North Korea is not going to lob nuclear missiles at Hawaii–at least, not anytime soon. Of that, military analysts agree. The North Korean government simply doesn’t have any missiles capable of hitting us.
“North Korea is still a few years away from being able to target U.S. territory,” wrote Sharon Squassoni, director of the Proliferation Prevention Program at the Center for Strategic and International Studies and member of the Bulletin of Atomic Scientists‘ Science and Security Board in an April 14, 2017 op-ed for Teen Vogue (don’t laugh–they’re posting some of the best political writing out there right now). “It has been testing an intermediate-range missile, the Musudan, which could possibly reach Guam if the most optimistic estimates are right, but reaching Hawaii would require a missile to fly well over 4,000 miles. North Korea’s only missile with a tried-and-true, demonstrated range flies only 1,000 km (about 620 miles).”
Right now, nuclear war with North Korea threatens South Korea and Japan, but not Hawaii. Sure, this might change in a few years, but right now, it does not include Hawaii.
Once you read past the white knuckle headlines of local stories, it’s clear the “threat” from North Korea is being overblown. Pretty deep into that Star-Advertiser story mentioned above is the following quote from Hawaii Emergency Management Administrator Vern Miyagi: “If you were to ask me what is the status of North Korea, and is (a missile attack) a high probability, no, it’s a low probability.” As the article explains, Miyagi is a “retired Army two-star general who served at the Pacific Command as senior adviser for military support to civil authorities operations and Reserve and National Guard affairs,” so his credentials are pretty solid.
It helps to understand why North Korea, one of the most reclusive nations on earth, has been seeking nuclear weapons for the last few decades. The reason is actually pretty simple.
“Above all else, North Korea’s nuclear programme is about security–it is, by their estimation, the only reliable guarantee of the country’s basic sovereignty, of the Communist regime’s control, and of the rule of Kim Jong-un,” said Professor John Delury, of the Yonsei University Graduate School of International Studies, in this Sept. 9, 2016 BBC article. “North Korea learned from Iraq that Saddam Hussein’s mistake was he did not possess the weapons of mass destruction he was falsely accused of having. Libya taught a similar lesson. So, until we can help Pyongyang find a credible substitute to guarantee its security, and give Kim Jong-un the kind of prestige that comes with being a member of the nuclear club, then we can expect more tests, more progress and more ‘provocations’.”

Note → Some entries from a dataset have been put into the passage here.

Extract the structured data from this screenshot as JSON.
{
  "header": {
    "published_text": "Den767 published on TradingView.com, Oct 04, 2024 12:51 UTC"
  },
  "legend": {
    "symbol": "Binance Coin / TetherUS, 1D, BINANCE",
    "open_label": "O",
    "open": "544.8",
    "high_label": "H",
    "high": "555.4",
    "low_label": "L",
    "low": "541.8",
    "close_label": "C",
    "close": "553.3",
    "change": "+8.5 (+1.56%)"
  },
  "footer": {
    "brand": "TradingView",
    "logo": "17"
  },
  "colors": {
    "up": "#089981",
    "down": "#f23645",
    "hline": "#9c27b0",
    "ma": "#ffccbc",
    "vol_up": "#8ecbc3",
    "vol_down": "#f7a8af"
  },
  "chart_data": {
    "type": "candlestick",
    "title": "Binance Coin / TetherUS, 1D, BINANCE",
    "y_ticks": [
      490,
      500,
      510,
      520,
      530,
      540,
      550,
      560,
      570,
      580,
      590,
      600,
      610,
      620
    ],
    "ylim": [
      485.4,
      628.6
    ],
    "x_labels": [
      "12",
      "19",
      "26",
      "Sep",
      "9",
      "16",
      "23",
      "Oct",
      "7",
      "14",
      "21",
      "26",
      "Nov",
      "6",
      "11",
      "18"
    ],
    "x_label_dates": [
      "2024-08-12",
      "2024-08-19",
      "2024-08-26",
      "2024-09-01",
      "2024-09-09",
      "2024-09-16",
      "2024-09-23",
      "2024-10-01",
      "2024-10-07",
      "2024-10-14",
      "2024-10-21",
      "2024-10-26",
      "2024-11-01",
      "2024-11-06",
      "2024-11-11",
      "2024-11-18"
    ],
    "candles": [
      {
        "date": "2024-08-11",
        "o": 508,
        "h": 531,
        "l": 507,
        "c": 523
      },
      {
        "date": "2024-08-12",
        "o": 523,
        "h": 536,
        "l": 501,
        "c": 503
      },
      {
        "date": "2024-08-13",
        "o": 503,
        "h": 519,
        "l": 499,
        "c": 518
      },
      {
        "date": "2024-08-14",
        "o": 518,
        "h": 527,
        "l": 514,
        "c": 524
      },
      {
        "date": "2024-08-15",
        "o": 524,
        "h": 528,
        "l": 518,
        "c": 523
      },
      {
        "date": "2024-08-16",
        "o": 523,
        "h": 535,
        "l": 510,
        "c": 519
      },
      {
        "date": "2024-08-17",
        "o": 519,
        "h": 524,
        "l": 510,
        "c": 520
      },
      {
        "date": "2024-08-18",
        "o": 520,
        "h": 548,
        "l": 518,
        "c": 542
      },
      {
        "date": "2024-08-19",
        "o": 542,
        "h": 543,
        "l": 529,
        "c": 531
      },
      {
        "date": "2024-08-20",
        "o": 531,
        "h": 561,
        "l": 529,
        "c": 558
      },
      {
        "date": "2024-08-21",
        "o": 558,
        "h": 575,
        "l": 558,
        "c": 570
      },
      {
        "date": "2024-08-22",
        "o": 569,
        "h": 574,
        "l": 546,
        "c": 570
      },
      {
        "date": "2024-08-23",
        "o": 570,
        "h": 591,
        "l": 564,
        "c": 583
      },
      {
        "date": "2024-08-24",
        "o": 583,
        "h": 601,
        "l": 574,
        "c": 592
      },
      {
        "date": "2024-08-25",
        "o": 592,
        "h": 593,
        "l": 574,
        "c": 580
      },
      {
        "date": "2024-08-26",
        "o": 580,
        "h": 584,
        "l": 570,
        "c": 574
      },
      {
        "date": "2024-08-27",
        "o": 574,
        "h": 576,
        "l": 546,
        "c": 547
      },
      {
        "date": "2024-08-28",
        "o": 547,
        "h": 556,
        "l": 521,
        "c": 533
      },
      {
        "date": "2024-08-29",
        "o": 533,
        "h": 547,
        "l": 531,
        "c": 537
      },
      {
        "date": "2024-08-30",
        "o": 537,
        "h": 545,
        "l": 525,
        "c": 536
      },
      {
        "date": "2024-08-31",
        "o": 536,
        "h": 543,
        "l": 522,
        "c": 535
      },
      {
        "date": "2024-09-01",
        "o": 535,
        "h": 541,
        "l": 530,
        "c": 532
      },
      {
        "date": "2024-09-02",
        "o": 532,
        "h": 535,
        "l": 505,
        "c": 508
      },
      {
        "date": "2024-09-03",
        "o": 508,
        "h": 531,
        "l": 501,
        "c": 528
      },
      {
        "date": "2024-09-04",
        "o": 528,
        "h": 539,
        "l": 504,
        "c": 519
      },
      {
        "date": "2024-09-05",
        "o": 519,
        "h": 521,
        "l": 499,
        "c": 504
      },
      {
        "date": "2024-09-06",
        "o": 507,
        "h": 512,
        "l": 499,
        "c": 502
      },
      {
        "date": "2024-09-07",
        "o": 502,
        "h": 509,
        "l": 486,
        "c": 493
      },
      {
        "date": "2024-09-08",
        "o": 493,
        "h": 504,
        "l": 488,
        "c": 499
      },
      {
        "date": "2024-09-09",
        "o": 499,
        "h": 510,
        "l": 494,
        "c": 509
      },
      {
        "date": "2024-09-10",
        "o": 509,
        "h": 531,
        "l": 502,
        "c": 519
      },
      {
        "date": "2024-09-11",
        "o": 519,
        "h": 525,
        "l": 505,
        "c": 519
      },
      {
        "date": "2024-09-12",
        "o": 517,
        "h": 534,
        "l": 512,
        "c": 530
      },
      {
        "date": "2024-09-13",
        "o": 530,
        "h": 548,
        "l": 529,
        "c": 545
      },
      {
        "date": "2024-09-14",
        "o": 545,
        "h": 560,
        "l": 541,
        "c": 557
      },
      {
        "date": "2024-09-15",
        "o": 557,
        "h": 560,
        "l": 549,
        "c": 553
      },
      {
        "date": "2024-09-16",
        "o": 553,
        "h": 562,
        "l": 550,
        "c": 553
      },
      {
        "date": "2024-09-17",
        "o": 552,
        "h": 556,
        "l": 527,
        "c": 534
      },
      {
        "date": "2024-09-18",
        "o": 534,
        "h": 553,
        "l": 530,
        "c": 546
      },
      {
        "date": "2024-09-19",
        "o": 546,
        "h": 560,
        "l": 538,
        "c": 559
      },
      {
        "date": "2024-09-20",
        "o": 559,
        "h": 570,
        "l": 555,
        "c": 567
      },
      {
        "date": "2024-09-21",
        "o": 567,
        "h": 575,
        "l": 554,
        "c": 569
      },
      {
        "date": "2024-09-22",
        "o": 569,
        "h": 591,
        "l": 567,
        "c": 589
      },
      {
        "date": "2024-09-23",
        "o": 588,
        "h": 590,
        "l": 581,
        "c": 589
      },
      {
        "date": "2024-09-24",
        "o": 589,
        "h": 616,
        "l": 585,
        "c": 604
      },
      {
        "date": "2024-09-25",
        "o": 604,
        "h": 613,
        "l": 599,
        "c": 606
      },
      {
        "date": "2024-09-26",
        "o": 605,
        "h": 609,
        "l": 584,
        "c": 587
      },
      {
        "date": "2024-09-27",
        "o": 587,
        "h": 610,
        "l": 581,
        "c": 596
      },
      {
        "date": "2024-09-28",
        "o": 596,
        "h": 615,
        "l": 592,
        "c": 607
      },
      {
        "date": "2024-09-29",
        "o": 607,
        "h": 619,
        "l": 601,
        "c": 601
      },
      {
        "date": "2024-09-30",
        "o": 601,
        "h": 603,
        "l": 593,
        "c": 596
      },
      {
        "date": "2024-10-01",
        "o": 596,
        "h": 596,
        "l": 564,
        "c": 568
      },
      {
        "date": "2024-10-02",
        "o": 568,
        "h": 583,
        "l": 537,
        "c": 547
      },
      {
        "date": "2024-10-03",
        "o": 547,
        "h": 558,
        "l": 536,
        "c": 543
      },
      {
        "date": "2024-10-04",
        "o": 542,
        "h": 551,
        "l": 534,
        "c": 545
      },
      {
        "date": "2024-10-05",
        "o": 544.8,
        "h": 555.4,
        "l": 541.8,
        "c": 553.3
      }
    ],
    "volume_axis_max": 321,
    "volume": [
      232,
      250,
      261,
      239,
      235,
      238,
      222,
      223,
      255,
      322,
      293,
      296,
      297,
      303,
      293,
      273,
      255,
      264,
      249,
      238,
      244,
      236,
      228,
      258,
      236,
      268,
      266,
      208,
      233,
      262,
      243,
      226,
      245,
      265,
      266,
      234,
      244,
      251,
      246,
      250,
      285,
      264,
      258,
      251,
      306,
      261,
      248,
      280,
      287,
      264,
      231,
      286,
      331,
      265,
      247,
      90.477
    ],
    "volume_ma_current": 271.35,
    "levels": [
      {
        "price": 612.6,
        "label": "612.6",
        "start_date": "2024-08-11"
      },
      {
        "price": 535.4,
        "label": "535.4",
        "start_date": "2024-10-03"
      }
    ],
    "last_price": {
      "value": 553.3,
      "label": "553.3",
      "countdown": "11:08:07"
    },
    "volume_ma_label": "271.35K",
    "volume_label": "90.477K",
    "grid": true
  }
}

Above all else, North Korea wants nuclear weapons to deter an American attack and invasion. Given our history of routinely bombing, invading and occupying poor nations–to say nothing of the bombastic blather of President Donald Trump–I’d say North Korea has a great deal more to fear from us than we have from them.
This is something every American, in or out of Hawaii, needs to understand: where North Korea is concerned, the United States is the biggest threat in the world. This predates the loon Trump by many decades, and will likely continue long after he’s finally out of power (assuming he doesn’t provoke China or even Russia into nuking us).